25.6.12

1943. Benedetto Croce su Benito Mussolini

In una sorprendente pagina del diario di Benedetto Croce, scritta il 2 novembre 1943, ancora vivente Mussolini, si può leggere quanto segue. Credo che i giudizi che esprime e le considerazioni che ne deriva possano utilmente applicarsi a Berlusconi, che è anche lui un morto che parla, anche se nessuno ne annuncia la morte. “La tragedia che si ripete in forma di farsa” si sarebbe tentati di dire citando Marx, se i disastri nel nostro disgraziato paese non fossero tanti e gravi come sono.  (S.L.L.)
Riflettevo stamani che quasi da nessuno si parla più del Mussolini, neppure per imprecare contro di lui. La stessa voce che di tanto in tanto circola, che egli sia morto, comprova che è veramente morto nell'anima di tutti. Anche a me di rado sale dal petto alcun impeto contro di lui al pensiero della rovina a cui ha portato l'Italia... Né per niun conto so risolvermi a scrivere della sua persona, non solo oggi, ma anche trasferendomi con l'immaginazione in un tempo più calmo e di rinnovate speranze.
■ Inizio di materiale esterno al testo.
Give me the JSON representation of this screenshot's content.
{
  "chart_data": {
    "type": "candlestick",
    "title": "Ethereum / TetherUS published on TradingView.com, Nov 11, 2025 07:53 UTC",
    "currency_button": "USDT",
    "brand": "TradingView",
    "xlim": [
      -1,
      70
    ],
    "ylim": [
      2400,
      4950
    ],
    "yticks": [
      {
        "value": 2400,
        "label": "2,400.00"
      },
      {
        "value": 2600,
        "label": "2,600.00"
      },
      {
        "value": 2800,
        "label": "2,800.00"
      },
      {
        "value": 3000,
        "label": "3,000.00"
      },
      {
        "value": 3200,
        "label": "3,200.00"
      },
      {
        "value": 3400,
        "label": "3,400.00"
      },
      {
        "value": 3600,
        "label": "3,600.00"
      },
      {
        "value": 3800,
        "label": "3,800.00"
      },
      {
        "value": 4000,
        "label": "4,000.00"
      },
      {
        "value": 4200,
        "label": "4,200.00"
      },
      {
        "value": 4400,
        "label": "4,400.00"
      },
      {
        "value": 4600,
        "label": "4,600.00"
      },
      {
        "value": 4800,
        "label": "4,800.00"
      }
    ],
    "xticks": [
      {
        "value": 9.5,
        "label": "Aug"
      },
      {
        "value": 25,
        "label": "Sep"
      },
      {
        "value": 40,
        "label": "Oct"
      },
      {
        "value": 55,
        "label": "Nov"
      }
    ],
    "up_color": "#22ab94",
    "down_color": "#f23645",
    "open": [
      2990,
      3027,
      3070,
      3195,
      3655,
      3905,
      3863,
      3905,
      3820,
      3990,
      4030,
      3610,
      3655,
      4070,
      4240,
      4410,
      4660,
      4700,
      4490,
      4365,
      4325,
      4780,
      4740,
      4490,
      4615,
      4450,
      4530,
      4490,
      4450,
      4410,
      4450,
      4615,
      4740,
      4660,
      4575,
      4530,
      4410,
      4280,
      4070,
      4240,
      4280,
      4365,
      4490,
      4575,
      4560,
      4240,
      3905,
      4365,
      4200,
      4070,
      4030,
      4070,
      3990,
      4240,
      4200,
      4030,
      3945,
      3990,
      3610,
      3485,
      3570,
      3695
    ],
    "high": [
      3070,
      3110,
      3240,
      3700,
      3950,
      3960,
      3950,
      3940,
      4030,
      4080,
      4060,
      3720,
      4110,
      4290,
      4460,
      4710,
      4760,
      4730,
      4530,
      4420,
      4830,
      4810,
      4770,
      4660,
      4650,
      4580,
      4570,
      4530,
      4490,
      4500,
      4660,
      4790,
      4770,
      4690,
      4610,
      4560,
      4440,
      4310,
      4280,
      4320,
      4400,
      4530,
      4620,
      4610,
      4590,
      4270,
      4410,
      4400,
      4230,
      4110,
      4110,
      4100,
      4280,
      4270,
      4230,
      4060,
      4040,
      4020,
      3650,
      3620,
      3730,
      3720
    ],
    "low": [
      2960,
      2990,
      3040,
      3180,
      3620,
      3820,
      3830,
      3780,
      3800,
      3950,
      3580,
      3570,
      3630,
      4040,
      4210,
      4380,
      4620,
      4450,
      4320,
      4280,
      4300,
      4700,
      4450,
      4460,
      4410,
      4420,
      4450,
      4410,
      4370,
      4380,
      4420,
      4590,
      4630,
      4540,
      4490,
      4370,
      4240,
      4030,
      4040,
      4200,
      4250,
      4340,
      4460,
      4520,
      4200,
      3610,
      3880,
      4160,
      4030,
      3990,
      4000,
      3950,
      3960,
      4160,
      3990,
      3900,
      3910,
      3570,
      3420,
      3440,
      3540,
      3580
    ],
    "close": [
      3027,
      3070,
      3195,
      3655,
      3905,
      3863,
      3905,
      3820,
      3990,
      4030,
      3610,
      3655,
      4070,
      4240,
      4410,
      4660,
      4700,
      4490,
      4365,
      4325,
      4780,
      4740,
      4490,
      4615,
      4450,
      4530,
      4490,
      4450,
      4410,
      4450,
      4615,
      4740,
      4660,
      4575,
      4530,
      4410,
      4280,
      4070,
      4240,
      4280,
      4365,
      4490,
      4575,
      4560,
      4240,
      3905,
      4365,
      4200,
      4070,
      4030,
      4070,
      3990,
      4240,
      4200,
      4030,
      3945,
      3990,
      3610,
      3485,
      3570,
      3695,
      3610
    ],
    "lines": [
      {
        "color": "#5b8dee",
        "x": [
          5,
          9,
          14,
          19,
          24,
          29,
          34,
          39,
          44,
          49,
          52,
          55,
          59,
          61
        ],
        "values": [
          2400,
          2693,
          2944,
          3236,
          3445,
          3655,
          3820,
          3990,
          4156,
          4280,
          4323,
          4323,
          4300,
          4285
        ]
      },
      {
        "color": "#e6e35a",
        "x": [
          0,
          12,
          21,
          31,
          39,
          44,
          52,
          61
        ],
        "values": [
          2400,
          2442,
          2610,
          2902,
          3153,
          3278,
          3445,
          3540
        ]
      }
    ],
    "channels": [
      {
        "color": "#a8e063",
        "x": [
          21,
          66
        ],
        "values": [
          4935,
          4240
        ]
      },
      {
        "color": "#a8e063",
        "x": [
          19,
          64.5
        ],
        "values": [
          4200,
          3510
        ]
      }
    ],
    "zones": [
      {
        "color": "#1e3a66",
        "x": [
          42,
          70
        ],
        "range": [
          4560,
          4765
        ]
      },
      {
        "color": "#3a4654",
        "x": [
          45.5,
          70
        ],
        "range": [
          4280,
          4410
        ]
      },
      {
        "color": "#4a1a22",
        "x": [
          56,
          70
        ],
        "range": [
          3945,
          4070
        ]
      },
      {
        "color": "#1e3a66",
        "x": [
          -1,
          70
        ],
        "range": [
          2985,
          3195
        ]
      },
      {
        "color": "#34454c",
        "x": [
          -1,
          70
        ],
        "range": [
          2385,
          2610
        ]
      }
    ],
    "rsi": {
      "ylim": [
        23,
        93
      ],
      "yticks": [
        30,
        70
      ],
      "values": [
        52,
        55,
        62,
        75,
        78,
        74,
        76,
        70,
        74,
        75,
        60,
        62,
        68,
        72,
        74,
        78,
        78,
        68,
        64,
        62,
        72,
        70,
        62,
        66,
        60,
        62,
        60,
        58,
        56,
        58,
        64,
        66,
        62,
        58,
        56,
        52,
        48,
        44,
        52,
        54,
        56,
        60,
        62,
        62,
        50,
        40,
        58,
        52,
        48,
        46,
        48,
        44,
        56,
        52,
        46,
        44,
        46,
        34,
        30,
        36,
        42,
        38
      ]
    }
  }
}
Ma pure rifletto talvolta che potrà ben darsi il caso, e anzi è da tenere per sicuro, che i miei colleghi in istoriografia (li conosco bene e conosco i loro cervelli) si metteranno a scoprire in quell'uomo tratti generosi e geniali, e addirittura intraprenderanno di lui la difesa, la «Rettung», la riabilitazione, come la chiamano, e forse anche lo esalteranno. Perciò mentalmente mi indirizzo a loro, quasi parlo con loro, colà, in quel futuro mondo che sarà il loro, per avvertirli che lascino stare, che resistano in questo caso alla seduzione delle tesi paradossali e ingegnose e «brillanti», perché l'uomo, nella sua realtà, era di corta intelligenza correlativa alla sua radicale deficienza di sensibilità morale, ignorante, di quella ignoranza sostanziale che è nel non intendere e non conoscere gli elementari rapporti della vita umana e civile, incapace di autocritica al pari che di scrupoli di coscienza, vanitosissimo, privo di ogni gusto in ogni sua parola o gesto, sempre tra il pacchiano e l'arrogante.
Il problema che solo è degno di indagine e di meditazione non riguarda la personalità di lui, che è nulla, ma la storia italiana ed europea, nella quale il corso delle idee e dei sentimenti ha messo capo alla fortuna di uomini siffatti.